I’ve mostly stayed out of the debate over whether John Yoo and Jay Bybee should be disciplined by DOJ for the so-called torture memos. I’ve read some news reports, and followed the issues a little bit, but I haven’t devoted nearly the number of hours to this issue that I would need to in order to blog helpfully about them. But I did have one comment and one question on the recent reports and debate about the memos and their ramifications.
1. The Comment. I would really really like to know what happened to John Yoo’s e-mails authored when he was writing the memos. I’ve long figured that Yoo’s e-mails would be the best way to figure out what he was thinking when he wrote the memos. The e-mails could answer if he was acting in good faith or if he was just being entirely results-oriented. And yet strangely, Yoo’s e-mails from that period are missing. I personally find that very suspicious. Who deleted those e-mails, and when, and why? I would really like to know the answer to that.
2. The Question. My understanding is that the CIA authorized six techniques pursuant to the Yoo/Bybee memos.

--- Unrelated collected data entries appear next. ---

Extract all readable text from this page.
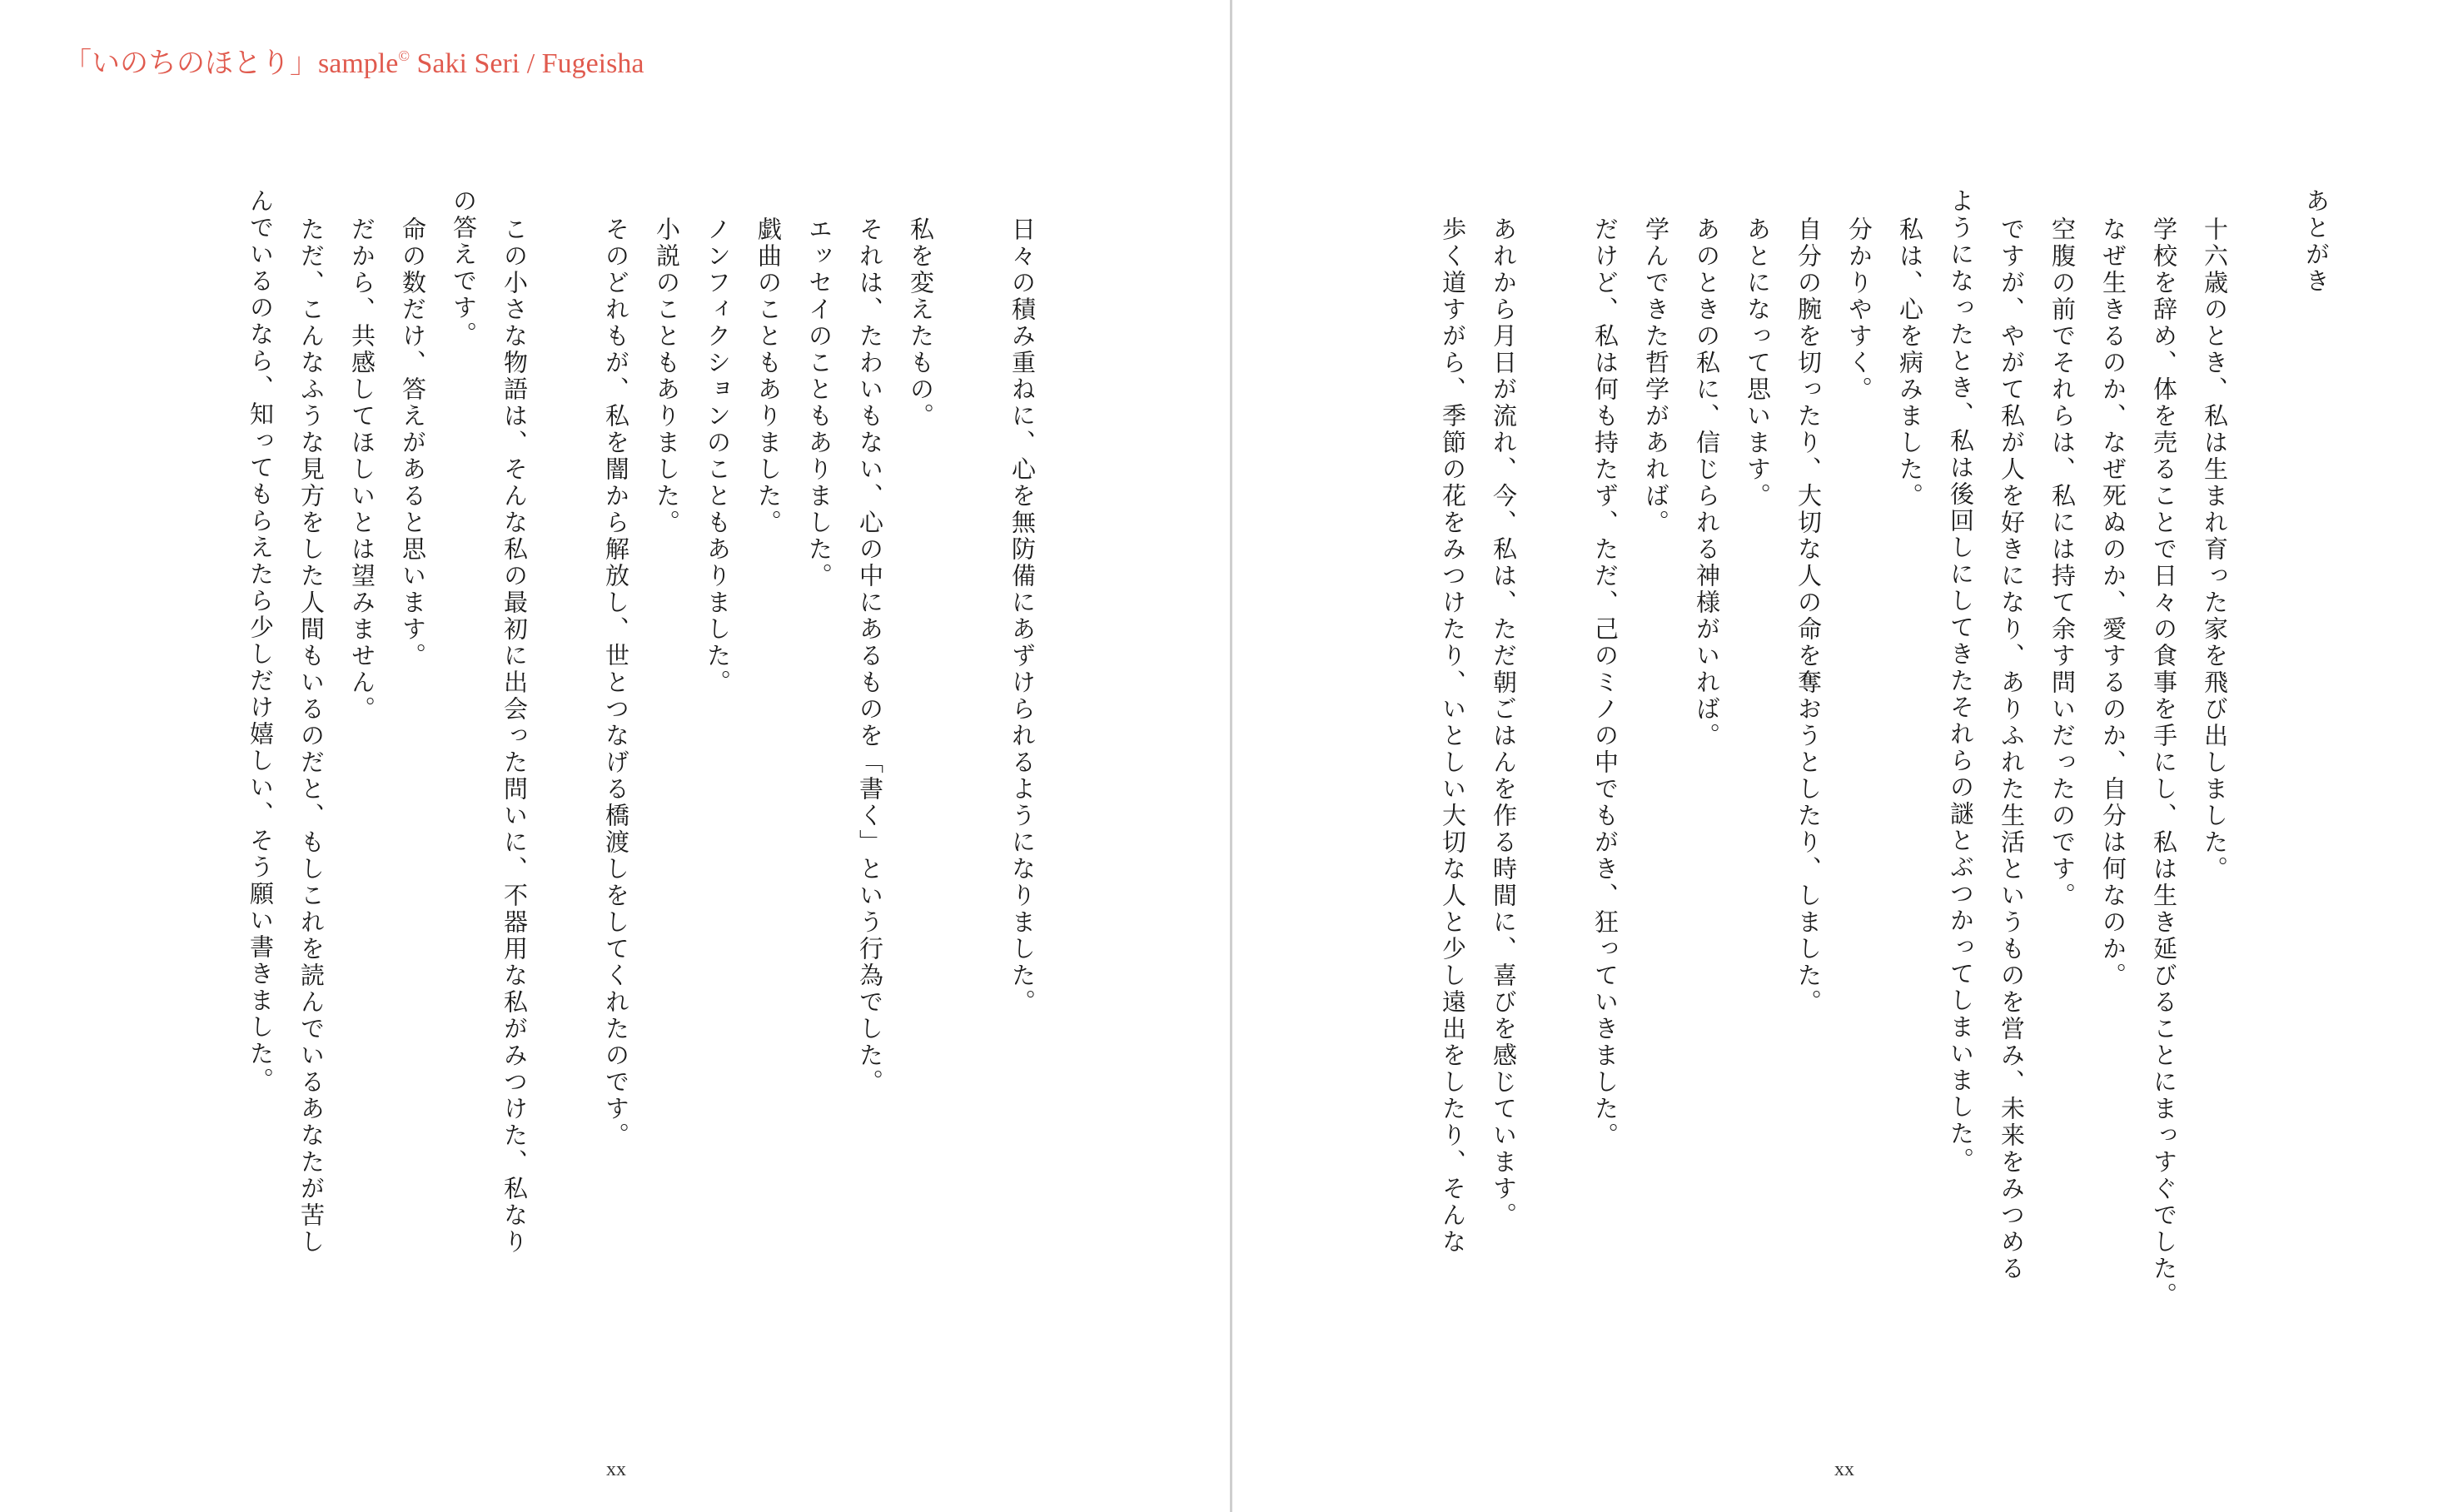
「いのちのほとり」sample© Saki Seri / Fugeisha
日々の積み重ねに、心を無防備にあずけられるようになりました。
私を変えたもの。
それは、たわいもない、心の中にあるものを「書く」という行為でした。
エッセイのこともありました。
戯曲のこともありました。
ノンフィクションのこともありました。
小説のこともありました。
そのどれもが、私を闇から解放し、世とつなげる橋渡しをしてくれたのです。
この小さな物語は、そんな私の最初に出会った問いに、不器用な私がみつけた、私なり
の答えです。
命の数だけ、答えがあると思います。
だから、共感してほしいとは望みません。
ただ、こんなふうな見方をした人間もいるのだと、もしこれを読んでいるあなたが苦し
んでいるのなら、知ってもらえたら少しだけ嬉しい、そう願い書きました。
xx
あとがき
十六歳のとき、私は生まれ育った家を飛び出しました。
学校を辞め、体を売ることで日々の食事を手にし、私は生き延びることにまっすぐでした。
なぜ生きるのか、なぜ死ぬのか、愛するのか、自分は何なのか。
空腹の前でそれらは、私には持て余す問いだったのです。
ですが、やがて私が人を好きになり、ありふれた生活というものを営み、未来をみつめる
ようになったとき、私は後回しにしてきたそれらの謎とぶつかってしまいました。
私は、心を病みました。
分かりやすく。
自分の腕を切ったり、大切な人の命を奪おうとしたり、しました。
あとになって思います。
あのときの私に、信じられる神様がいれば。
学んできた哲学があれば。
だけど、私は何も持たず、ただ、己のミノの中でもがき、狂っていきました。
あれから月日が流れ、今、私は、ただ朝ごはんを作る時間に、喜びを感じています。
歩く道すがら、季節の花をみつけたり、いとしい大切な人と少し遠出をしたり、そんな
xx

According to ABC News, they are:
1. Attention Grab: The interrogator forcefully grabs the shirt front of the prisoner and shakes them.

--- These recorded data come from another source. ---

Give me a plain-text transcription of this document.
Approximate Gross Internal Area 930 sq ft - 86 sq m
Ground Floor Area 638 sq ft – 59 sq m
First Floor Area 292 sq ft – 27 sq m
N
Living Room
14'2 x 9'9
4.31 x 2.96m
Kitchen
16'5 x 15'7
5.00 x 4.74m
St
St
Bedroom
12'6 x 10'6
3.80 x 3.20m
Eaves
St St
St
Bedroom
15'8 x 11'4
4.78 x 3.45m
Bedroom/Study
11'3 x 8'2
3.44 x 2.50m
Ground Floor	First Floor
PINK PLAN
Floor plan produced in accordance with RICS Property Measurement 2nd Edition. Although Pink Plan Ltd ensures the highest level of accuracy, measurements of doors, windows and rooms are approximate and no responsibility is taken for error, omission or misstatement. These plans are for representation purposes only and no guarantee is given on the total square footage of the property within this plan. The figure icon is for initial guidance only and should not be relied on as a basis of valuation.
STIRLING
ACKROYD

2. Attention Slap: An open-handed slap to the face aimed at causing pain and triggering fear.
3. Belly Slap: A hard open-handed slap to the abdomen. The aim is to cause pain, but not internal injury. Doctors consulted advised against using a punch, which could cause lasting internal damage.

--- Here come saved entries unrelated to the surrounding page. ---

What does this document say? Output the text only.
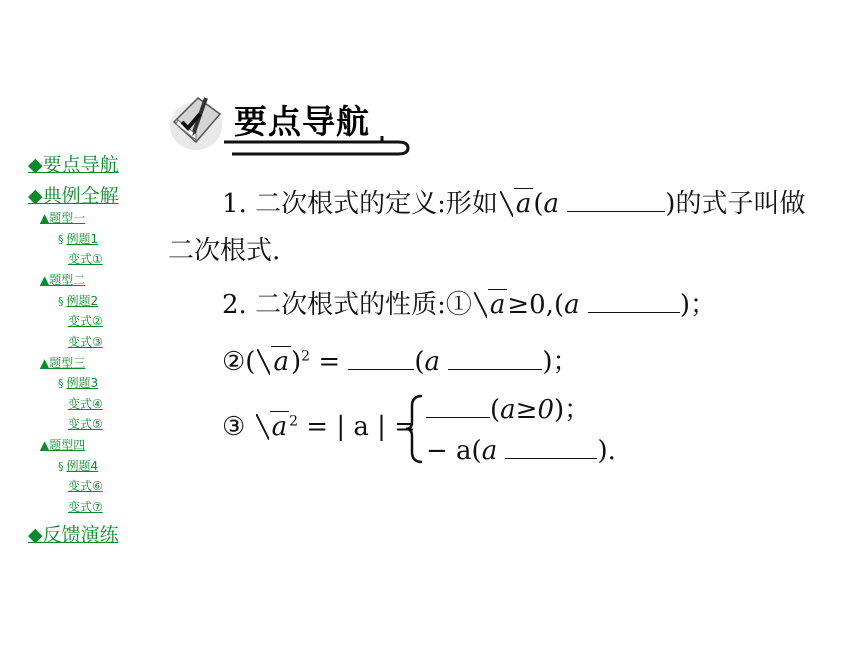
要点导航
◆要点导航
◆典例全解
▲题型一
§ 例题1
变式①
▲题型二
§ 例题2
变式②
变式③
▲题型三
§ 例题3
变式④
变式⑤
▲题型四
§ 例题4
变式⑥
变式⑦
◆反馈演练
1. 二次根式的定义:形如 a(a	)的式子叫做
二次根式.
2. 二次根式的性质:① a≥0,(a	)；
②( a)$^2$ =	(a	)；
③ a $^2$ = | a | =
(a≥0)；
− a(a	).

4. Long Time Standing: This technique is described as among the most effective. Prisoners are forced to stand, handcuffed and with their feet shackled to an eye bolt in the floor, for more than 40 hours
5. Cold Cell: The prisoner is left to stand naked in a cell kept near 50 degrees Fahrenheit (10 degrees Celsius), while being regularly doused with cold water.
6. Waterboarding: The prisoner is bound to an inclined board, feet raised and head slightly below the feet. Material is wrapped over the prisoner’s face and water is poured over them.
I think we all agree that the memos were wrong in concluding that waterboarding did not satisfy the legal definition of torture that is provided in 18 U.S.C. 2340 — “specifically intended to inflict” to inflict “the prolonged mental harm” caused by or resulting from:
(A) the intentional infliction or threatened infliction of severe physical pain or suffering;
(B) the administration or application, or threatened administration or application, of mind-altering substances or other procedures calculated to disrupt profoundly the senses or the personality;
(C) the threat of imminent death; or
(D) the threat that another person will imminently be subjected to death, severe physical pain or suffering, or the administration or application of mind-altering substances or other procedures calculated to disrupt profoundly the senses or personality
Waterboarding seems to be pretty clearly forbidden under this definition, as it’s specifically intended to inflict the prolonged mental harm resulting from the threat of imminent death. That is, the point is to so totally and completely freak out the person by what they see as their own imminent death that they’ll do anything to make it stop. While the statute is quite vague in a number of its key terms, I think the only fair reading is that waterboarding is prohibited by it.
With that long lead-up, here’s my question: Is there any consensus as to which of the other six techniques are also prohibited by this definition, and which ones are not? If there is no consensus, are there at least recognized schools of thought on the issue? I haven’t seen a lot of analysis of how these other techniques should be analzyed under the statutory language, but I would think that would be an important part of the overall debate.
N.B.: I’ll open comments for a bit because I would really like to know the answer to my question, but if things get out of control I’ll just close them up.